The former Louisiana State University student who was found guilty of negligent homicide for the hazing death of 18-year-old Phi Delta Theta pledge Max Gruver was sentenced to five years in prison on Wednesday.
Jurors reportedly took just one hour to convict Matthew Naquin in July. The 21-year-old Texas native was also sentenced to three years of probation and 1,000 hours of community service. The judge ordered Naquin to write a letter of apology to the Gruver family, and for every year he is on probation he must go to three separate high schools and give a one-hour talk about hazing, according to WVLA-TV.
He was expelled from LSU in the weeks following Gruver’s death.
Gruver died of alcohol poisoning and aspiration—choking on his own vomit—after a hazing ritual called “Bible Study” at the fraternity house on Sept. 13, 2017. During the ritual, prosecutors said Naquin and other fraternity members ordered pledges to stand in a dark hallway facing a wall while loud music played; they were told to chug 190-proof liquor if they could not correctly answer questions about Phi Delta Theta, The Advocate reported.
Witnesses reportedly testified during the trial that Naquin, whom authorities have said was a ringleader of the hazing ritual, targeted Gruver that night because he didn’t want him to join the fraternity. Just two days before Gruver’s death, fraternity brothers said they warned Naquin to tone down his extreme and dangerous interactions with pledges, according to court documents and testimony during the trial.
When he died, Gruver’s blood-alcohol level was 0.495 percent—more than six times the state’s legal limit to drive, according to the local newspaper.
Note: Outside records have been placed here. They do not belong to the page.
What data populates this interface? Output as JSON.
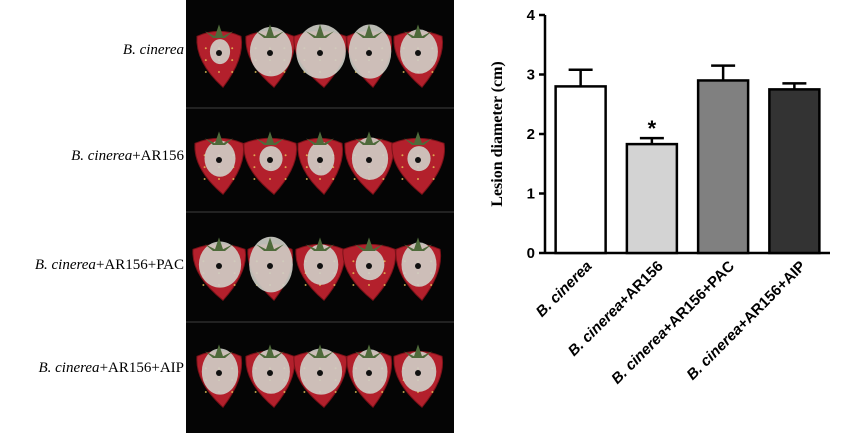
{
  "panel_labels": [
    {
      "pathogen": "B. cinerea",
      "suffix": ""
    },
    {
      "pathogen": "B. cinerea",
      "suffix": "+AR156"
    },
    {
      "pathogen": "B. cinerea",
      "suffix": "+AR156+PAC"
    },
    {
      "pathogen": "B. cinerea",
      "suffix": "+AR156+AIP"
    }
  ],
  "colors": {
    "photo_bg": "#050505",
    "berry": "#b3202c",
    "berry_dark": "#7a1118",
    "mold": "#cfcfc8",
    "leaf": "#4e6a3a"
  },
  "chart_data": {
    "type": "bar",
    "categories": [
      {
        "pathogen": "B. cinerea",
        "suffix": ""
      },
      {
        "pathogen": "B. cinerea",
        "suffix": "+AR156"
      },
      {
        "pathogen": "B. cinerea",
        "suffix": "+AR156+PAC"
      },
      {
        "pathogen": "B. cinerea",
        "suffix": "+AR156+AIP"
      }
    ],
    "values": [
      2.8,
      1.83,
      2.9,
      2.75
    ],
    "errors": [
      0.28,
      0.1,
      0.25,
      0.1
    ],
    "annotations": [
      "",
      "*",
      "",
      ""
    ],
    "bar_colors": [
      "#ffffff",
      "#d3d3d3",
      "#808080",
      "#333333"
    ],
    "ylabel": "Lesion diameter (cm)",
    "ylim": [
      0,
      4
    ],
    "yticks": [
      "0",
      "1",
      "2",
      "3",
      "4"
    ],
    "grid": false
  }
}
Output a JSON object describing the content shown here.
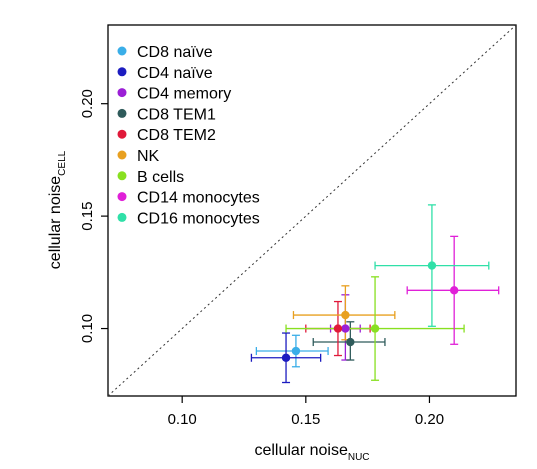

Another pledge had testified during trial that he believed Gruver “had not had much experience with drinking.” A toxicology expert said on the stand that Gruver’s high blood-alcohol concentration led to “sleep, coma and death.”
“There was no way his body could get through this,” said the expert, Patricia Williams. “He was a dead man walking at midnight.”
Naquin’s attorney, John McLindon, argued during the trial that he was unfairly singled out by the prosecution and that Gruver continued to drink on his own after the hazing event.
“It was a hazing event, but there were probably 10 other active members up there that night and at least five of them were handing out alcohol,” McLindon told The New York Times. “Matthew didn’t do anything differently from those boys, but he got picked out because he is very loud.”
But East Baton Rouge District Attorney Hillar Moore III countered, in a separate interview with The Times, that Naquin “stood out” through the ferocity with which he tormented pledges that night.
“Everyone kept saying he was the one who led everything, who made people drink more, who asked questions,” Moore said. “This is grain alcohol—this is 180-proof or 190-proof alcohol. It is what they put tissue samples in to study them in a lab, when you have to wear a hood.”
Moore added: “We have never alleged that the defendant wanted him dead or wanted to kill him, but his actions led to this young man’s death.”
Naquin has been separately charged with obstruction of justice after federal agents say he deleted nearly 700 files from his phone minutes after he learned from his attorney that a search warrant had been issued for his device. The FBI never successfully recovered the files. He has not been tried yet on that charge.
After the trial, Max’s mother, Rae Ann Gruver, called the guilty verdict “justice for our son and for the man who caused his death.” Gruver was from Roswell, a suburb of Atlanta.
“We want this to send a message to the country that hazing should not exist,” Stephen Gruver, Max's father, told The Advocate after the conviction. “It’s dangerous and we have to all work together to bring an end to hazing.”
Three other fraternity brothers face misdemeanor hazing charges in the case, two of which have pleaded no contest. Phi Delta Theta has been banned from LSU’s campus until 2033. The school also reportedly convened a task force to study Greek life on campus in the aftermath of Gruver’s death.
“Hazing is an irresponsible and dangerous activity that we do not tolerate at LSU,” a spokesman for the school said after the trial. “These tragedies, and the penalties that follow, can be prevented, and we have been working diligently to put more safeguards, education and reporting outlets in place for our students regarding hazing.”